Le Maroc, la Hongrie, les Etats-Unis, l'Argentine, la Norvège, le Chili, l'Islande, le Brésil, le Canada, l'Italie, le Royaume-uni et le Danemark cuisineront le mardi tandis que la Finlande, la France, Singapour, la Chine, la Belgique, la Thaïlande, la Tunisie, le Japon, le Suisse, le Suède, l'Australie et la Corée du Sud travailleront le mercredi.

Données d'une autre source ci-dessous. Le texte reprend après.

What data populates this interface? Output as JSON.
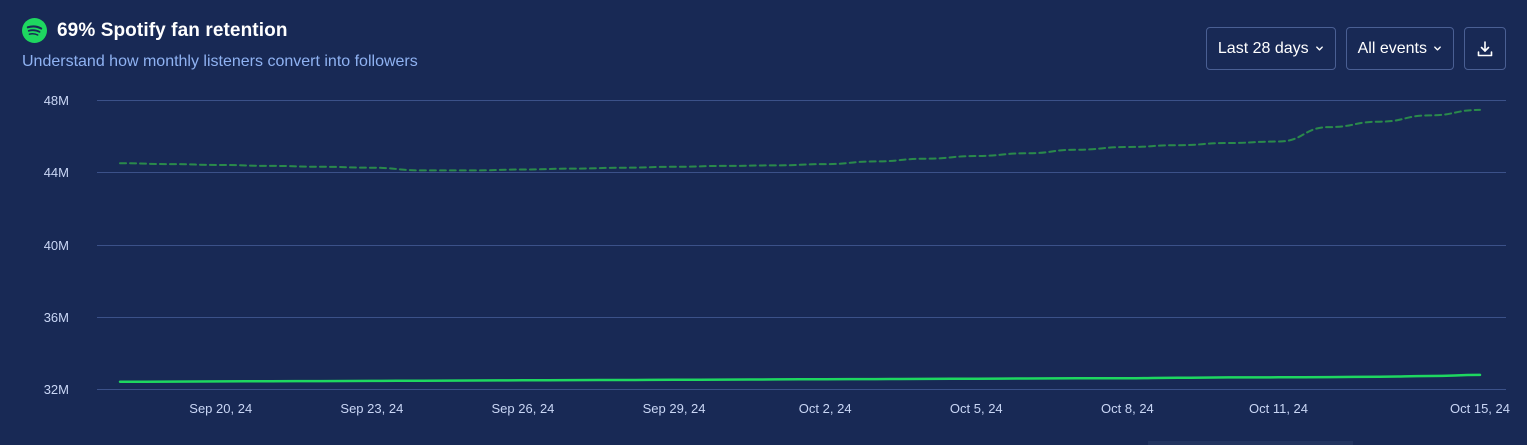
{
  "header": {
    "title": "69% Spotify fan retention",
    "subtitle": "Understand how monthly listeners convert into followers",
    "icon": "spotify-icon",
    "icon_color": "#1ed760"
  },
  "controls": {
    "date_range_label": "Last 28 days",
    "events_label": "All events",
    "download_icon": "download-icon"
  },
  "colors": {
    "background": "#182955",
    "grid": "#3b5189",
    "listeners_line": "#2a8a4b",
    "followers_line": "#1ed760"
  },
  "chart_data": {
    "type": "line",
    "x": [
      "Sep 18, 24",
      "Sep 19, 24",
      "Sep 20, 24",
      "Sep 21, 24",
      "Sep 22, 24",
      "Sep 23, 24",
      "Sep 24, 24",
      "Sep 25, 24",
      "Sep 26, 24",
      "Sep 27, 24",
      "Sep 28, 24",
      "Sep 29, 24",
      "Sep 30, 24",
      "Oct 1, 24",
      "Oct 2, 24",
      "Oct 3, 24",
      "Oct 4, 24",
      "Oct 5, 24",
      "Oct 6, 24",
      "Oct 7, 24",
      "Oct 8, 24",
      "Oct 9, 24",
      "Oct 10, 24",
      "Oct 11, 24",
      "Oct 12, 24",
      "Oct 13, 24",
      "Oct 14, 24",
      "Oct 15, 24"
    ],
    "x_tick_labels": [
      "Sep 20, 24",
      "Sep 23, 24",
      "Sep 26, 24",
      "Sep 29, 24",
      "Oct 2, 24",
      "Oct 5, 24",
      "Oct 8, 24",
      "Oct 11, 24",
      "Oct 15, 24"
    ],
    "y_ticks": [
      32,
      36,
      40,
      44,
      48
    ],
    "y_tick_labels": [
      "32M",
      "36M",
      "40M",
      "44M",
      "48M"
    ],
    "ylim": [
      32,
      48
    ],
    "grid": true,
    "legend": "none",
    "series": [
      {
        "style": "dashed",
        "values": [
          44.5,
          44.45,
          44.4,
          44.35,
          44.3,
          44.25,
          44.1,
          44.1,
          44.15,
          44.2,
          44.25,
          44.3,
          44.35,
          44.38,
          44.45,
          44.6,
          44.75,
          44.9,
          45.05,
          45.25,
          45.4,
          45.5,
          45.62,
          45.7,
          46.5,
          46.8,
          47.15,
          47.45
        ]
      },
      {
        "style": "solid",
        "values": [
          32.4,
          32.41,
          32.42,
          32.43,
          32.44,
          32.45,
          32.46,
          32.47,
          32.48,
          32.49,
          32.5,
          32.51,
          32.52,
          32.53,
          32.54,
          32.55,
          32.56,
          32.57,
          32.58,
          32.59,
          32.6,
          32.62,
          32.64,
          32.65,
          32.66,
          32.68,
          32.72,
          32.78
        ]
      }
    ]
  }
}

L'équipe noir-jaune-rouge sera donc la cinquième à présenter ses créations mercredi devant le jury international du Bocuse d'Or. Lode De Roover officie au restaurant "Fleur de Lin" à Zele (Flandre orientale). Le chef a remporté la finale belge du concours culinaire en novembre 2017 et la compétition au niveau européen en juin dernier. "C'est un énorme honneur mais c'est maintenant que l'histoire commence", avait-il alors réagi. Avec son commis Piet Vande Casteele, il s'entraine depuis l'automne 2017. Ils perfectionnent et affinent leurs plats depuis, soutenus par leur coach Jo Nelissen (qui a succédé à Peter Goossens du "Hof Van Cleve"***). Nick Bril ("Jane"**), Viky Geunes ("'t Zilte"**) et Olivier de Vinck ("Kommilfoo"*) sont même récemment venus découvrir et déguster leurs créations en vue du jour J. "Ils ont approuvé", a confié l'équipe sur sa page Facebook.

Paul Bocuse © Reuters

Pour cette édition anniversaire, puisque l'événement fête ses 30 ans, les organisateurs ont décidé d'opérer un "retour aux fondamentaux", en hommage à son fondateur le chef multi-étoilé Paul Bocuse, décédé le 20 janvier 2018, mais également à Joël Robuchon qui s'est éteint en août dernier. Ce dernier fut le premier président d'honneur du concours.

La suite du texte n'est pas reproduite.